そこを守るためなら全力で取り組んだるぜとそういうモードなんです。




もしここが壊れたら、生きている意味の半分なくなっちゃうんだろうなって思います。



居心地よすぎて

だからきっと俺は好き好きいいながらも決定的な行動を起こせないのかもなーって最近考えてます。

結衣の気持ちを優先する、待つっていいながら答えを先延ばしにしてるのは、きっと自分が一番怖いからなのかもですね。

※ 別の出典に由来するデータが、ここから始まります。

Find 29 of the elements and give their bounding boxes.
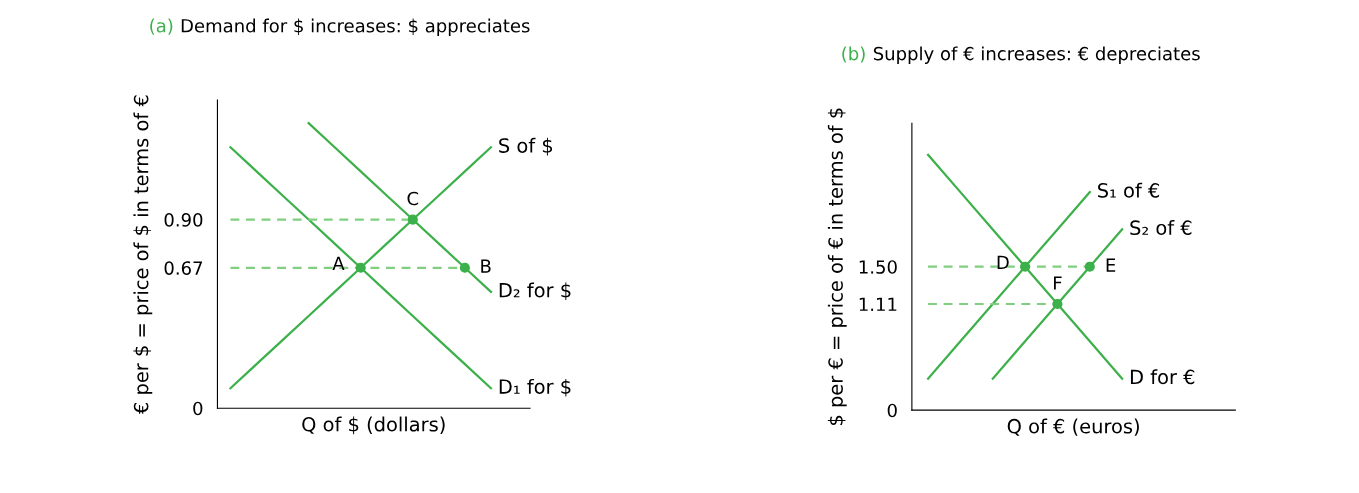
line-series [307, 122, 493, 293]
y-tick-label: 0.90 [164, 213, 203, 227]
line-series [926, 191, 1091, 380]
chart-title: (a) Demand for $ increases: $ appreciates [150, 18, 530, 37]
data-label: F [1054, 276, 1062, 290]
data-label: E [1106, 258, 1116, 272]
y-axis-title: € per $ = price of $ in terms of € [133, 95, 153, 415]
line-series [991, 228, 1124, 380]
data-label: A [332, 256, 345, 270]
series-label: S₂ of € [1130, 220, 1192, 236]
y-axis-title: $ per € = price of € in terms of $ [827, 108, 847, 425]
y-tick-label: 0 [193, 401, 203, 416]
series-label: D₂ for $ [499, 282, 571, 301]
data-label: C [407, 191, 419, 206]
chart-title: (b) Supply of € increases: € depreciates [842, 46, 1200, 64]
series-label: S of $ [499, 137, 553, 156]
data-label: D [997, 255, 1009, 269]
series-label: D for € [1130, 369, 1195, 385]
series-label: S₁ of € [1098, 182, 1160, 198]
x-axis-title: Q of $ (dollars) [302, 416, 445, 435]
y-tick-label: 0 [887, 403, 897, 418]
data-label: B [481, 259, 491, 273]
line-series [926, 153, 1124, 380]
x-axis-title: Q of € (euros) [1007, 418, 1139, 436]
line-series [229, 146, 493, 390]
y-tick-label: 1.11 [859, 297, 897, 311]
y-tick-label: 0.67 [164, 261, 203, 275]
series-label: D₁ for $ [499, 378, 571, 397]
y-tick-label: 1.50 [859, 260, 897, 274]
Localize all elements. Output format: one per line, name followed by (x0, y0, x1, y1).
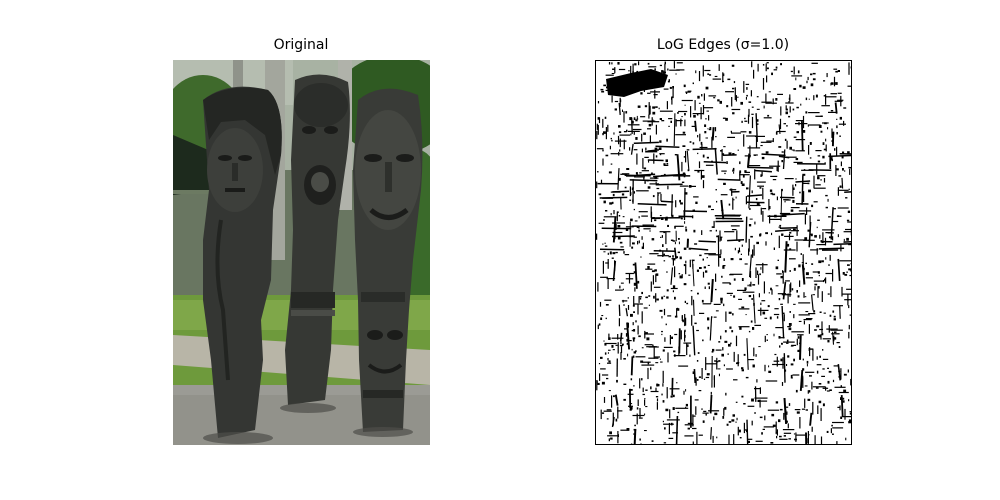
carved-statues-photo (173, 60, 430, 445)
original-image (173, 60, 430, 445)
original-panel-title: Original (273, 37, 329, 53)
edge-map (596, 61, 851, 444)
edges-panel-title: LoG Edges (σ=1.0) (656, 37, 790, 53)
log-edges-image (595, 60, 852, 445)
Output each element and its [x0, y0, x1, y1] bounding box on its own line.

触れられるよりも、愛を囁かれるよりも、信頼されたり笑顔を向けられる方が今の俺には何倍も嬉しいんです。

壊れるぐらいなら今のままでもいいかな。




俺の想いなんて知らずに、それから休憩も挟まずにもう何百、何千回やってきたネタの練習を繰り返し行います。そんなこんなでガムシャラにやって一息つこうかとなって部屋の掛け時計を確認してみたら、針は23時を指していました。

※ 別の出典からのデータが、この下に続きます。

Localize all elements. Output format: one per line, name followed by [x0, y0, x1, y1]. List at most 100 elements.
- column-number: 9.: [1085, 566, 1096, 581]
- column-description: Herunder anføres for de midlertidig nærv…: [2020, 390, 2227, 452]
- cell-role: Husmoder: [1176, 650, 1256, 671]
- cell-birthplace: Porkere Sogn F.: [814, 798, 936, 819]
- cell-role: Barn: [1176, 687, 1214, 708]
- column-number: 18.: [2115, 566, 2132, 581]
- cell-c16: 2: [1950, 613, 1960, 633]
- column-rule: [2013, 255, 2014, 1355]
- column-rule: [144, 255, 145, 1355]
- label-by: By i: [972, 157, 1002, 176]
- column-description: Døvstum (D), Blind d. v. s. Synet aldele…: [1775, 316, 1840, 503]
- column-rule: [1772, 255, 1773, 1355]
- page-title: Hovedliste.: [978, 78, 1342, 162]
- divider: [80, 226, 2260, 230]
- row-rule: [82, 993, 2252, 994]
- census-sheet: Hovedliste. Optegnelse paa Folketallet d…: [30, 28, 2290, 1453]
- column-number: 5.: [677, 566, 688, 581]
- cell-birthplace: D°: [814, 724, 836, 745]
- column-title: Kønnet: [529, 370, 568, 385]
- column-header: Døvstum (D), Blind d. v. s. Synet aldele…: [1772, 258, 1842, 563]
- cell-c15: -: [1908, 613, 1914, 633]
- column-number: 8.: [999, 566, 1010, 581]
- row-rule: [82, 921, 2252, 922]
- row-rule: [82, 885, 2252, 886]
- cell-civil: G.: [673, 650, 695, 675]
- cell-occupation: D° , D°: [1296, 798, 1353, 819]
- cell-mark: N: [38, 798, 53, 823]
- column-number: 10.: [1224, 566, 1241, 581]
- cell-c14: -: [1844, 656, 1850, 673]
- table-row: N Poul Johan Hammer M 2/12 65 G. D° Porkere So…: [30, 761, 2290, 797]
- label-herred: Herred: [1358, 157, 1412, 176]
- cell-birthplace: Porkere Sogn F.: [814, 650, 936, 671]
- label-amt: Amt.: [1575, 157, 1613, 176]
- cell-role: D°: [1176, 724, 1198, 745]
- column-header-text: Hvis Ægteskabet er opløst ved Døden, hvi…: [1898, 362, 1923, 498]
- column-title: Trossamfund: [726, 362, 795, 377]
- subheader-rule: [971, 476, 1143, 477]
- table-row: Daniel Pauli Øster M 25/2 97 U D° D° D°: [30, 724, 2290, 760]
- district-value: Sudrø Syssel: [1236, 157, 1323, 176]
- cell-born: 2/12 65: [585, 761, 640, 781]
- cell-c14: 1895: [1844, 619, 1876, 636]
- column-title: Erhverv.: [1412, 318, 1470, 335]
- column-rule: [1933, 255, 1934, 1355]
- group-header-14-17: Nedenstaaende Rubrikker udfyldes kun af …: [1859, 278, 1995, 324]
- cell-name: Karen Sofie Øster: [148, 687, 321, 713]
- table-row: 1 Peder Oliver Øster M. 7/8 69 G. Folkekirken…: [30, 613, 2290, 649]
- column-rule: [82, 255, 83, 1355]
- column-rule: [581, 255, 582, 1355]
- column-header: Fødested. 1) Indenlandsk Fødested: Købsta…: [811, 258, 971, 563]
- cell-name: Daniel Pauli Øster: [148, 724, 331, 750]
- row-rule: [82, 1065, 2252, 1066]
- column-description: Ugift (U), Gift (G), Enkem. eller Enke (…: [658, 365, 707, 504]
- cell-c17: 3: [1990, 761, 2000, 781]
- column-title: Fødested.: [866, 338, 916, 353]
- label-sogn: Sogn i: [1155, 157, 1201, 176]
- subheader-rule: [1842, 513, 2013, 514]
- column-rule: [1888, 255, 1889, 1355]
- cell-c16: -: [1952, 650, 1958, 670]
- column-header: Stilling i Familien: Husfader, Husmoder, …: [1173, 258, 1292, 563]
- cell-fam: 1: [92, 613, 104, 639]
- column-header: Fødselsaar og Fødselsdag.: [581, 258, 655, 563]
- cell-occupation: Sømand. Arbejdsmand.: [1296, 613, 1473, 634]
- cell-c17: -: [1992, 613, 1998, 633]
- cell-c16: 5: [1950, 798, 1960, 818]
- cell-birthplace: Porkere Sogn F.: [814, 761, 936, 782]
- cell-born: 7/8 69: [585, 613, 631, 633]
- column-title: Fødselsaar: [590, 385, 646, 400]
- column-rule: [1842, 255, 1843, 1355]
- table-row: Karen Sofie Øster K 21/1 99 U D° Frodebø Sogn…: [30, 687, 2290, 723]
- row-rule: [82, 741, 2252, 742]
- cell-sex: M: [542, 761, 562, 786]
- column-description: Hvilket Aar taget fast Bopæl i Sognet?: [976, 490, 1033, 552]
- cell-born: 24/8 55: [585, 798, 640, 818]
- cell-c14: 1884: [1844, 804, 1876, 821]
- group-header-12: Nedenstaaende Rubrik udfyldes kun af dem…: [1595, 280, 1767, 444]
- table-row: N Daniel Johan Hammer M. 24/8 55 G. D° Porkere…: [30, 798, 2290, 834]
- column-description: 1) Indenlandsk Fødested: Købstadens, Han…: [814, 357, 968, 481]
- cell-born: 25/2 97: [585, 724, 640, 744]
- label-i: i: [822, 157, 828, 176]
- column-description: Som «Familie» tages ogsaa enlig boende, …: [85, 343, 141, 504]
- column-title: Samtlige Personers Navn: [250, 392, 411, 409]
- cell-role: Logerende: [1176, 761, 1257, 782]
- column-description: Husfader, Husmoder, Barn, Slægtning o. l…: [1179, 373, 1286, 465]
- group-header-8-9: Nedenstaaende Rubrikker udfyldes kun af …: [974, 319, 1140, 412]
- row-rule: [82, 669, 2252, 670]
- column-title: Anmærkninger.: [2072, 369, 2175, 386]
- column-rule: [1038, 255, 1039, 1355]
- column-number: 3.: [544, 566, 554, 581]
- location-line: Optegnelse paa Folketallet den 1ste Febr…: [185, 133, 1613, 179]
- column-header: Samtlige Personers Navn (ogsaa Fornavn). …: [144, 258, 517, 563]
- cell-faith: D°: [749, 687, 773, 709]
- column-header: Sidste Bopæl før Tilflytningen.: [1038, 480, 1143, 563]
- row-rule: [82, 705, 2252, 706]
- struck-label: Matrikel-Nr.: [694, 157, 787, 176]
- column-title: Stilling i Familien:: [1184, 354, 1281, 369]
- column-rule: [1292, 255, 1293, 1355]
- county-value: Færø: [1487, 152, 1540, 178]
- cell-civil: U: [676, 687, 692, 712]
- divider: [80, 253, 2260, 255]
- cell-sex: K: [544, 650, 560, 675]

飲まず食わずでこの時間。それを意識したらなんだかお腹が空いてきました。




「お腹減ってません? 飯作りますよ」




俺が立ち上がりながらそう言うと、結衣は途端にキラキラした表情を浮かべました。




「わーい! 祐亜の手作り楽しみ! あ、でもその前にお風呂借りていいかな結構汗かいちゃった……」




無意識なのか意図的なのかわかりませんが、結衣はベッドに腰かけてこちらを上目遣いで見つめながら左手で顔をパタパタと仰ぎ、右手でセータの胸元をパタパタとさせています。





「………」




「ん? 祐亜どしたの?」





「…………お風呂沸かしてきますね」




漫才モードが解けた俺は心を、それ以上に目線を悟られないように能面のような顔で自室を後にしました。そして階段を下りながら、




ぬがぁあああああああああああああああああああああああああああああああああああああああああああああ!!!!!!!!!!!!!!!!!!!!!!!!ムラムラするんじゃぁああああああああああああああああああああああああああああいいいいいいいいいいいいいいいいいいいいいいいいいいいいいい!!!!!!!!!!!!!!!! わざっとやっとんのかぁああああああああああいいいいいいいいいいい!!!!!!!!!!! 綺麗ごと言ってんじゃねぇええええええ結局信頼されて笑顔を向けられるよりも触って欲しいし愛を囁かれたいんじゃああああああああああああああああいいいいいいいいいいいいいいいいいいいいいいいいいいい!!!!!!!!!!!  あぁあああああああああああおっぱい触りてぇええええええええええええええええええええええええええええええええええええ!!!!!!!!!!!!!!!!!!結衣のおっぱいって結構おっきいんだよねぇええええーーーーーーーーーー!!!!屋根より高いぃいいいいいいいいいいいいいいい俺のなぁああああにぃいいいいいいいいいいいいい!!!!!!!!!!!!




結果、お風呂を沸かすまでに俺は自分の顔面と腹に二発ずつ、さらに強烈な捻りを加えたナックルパートを叩き込むことになったのです。

俺、明日の朝には死んでるわ。エンセリオ、マジで。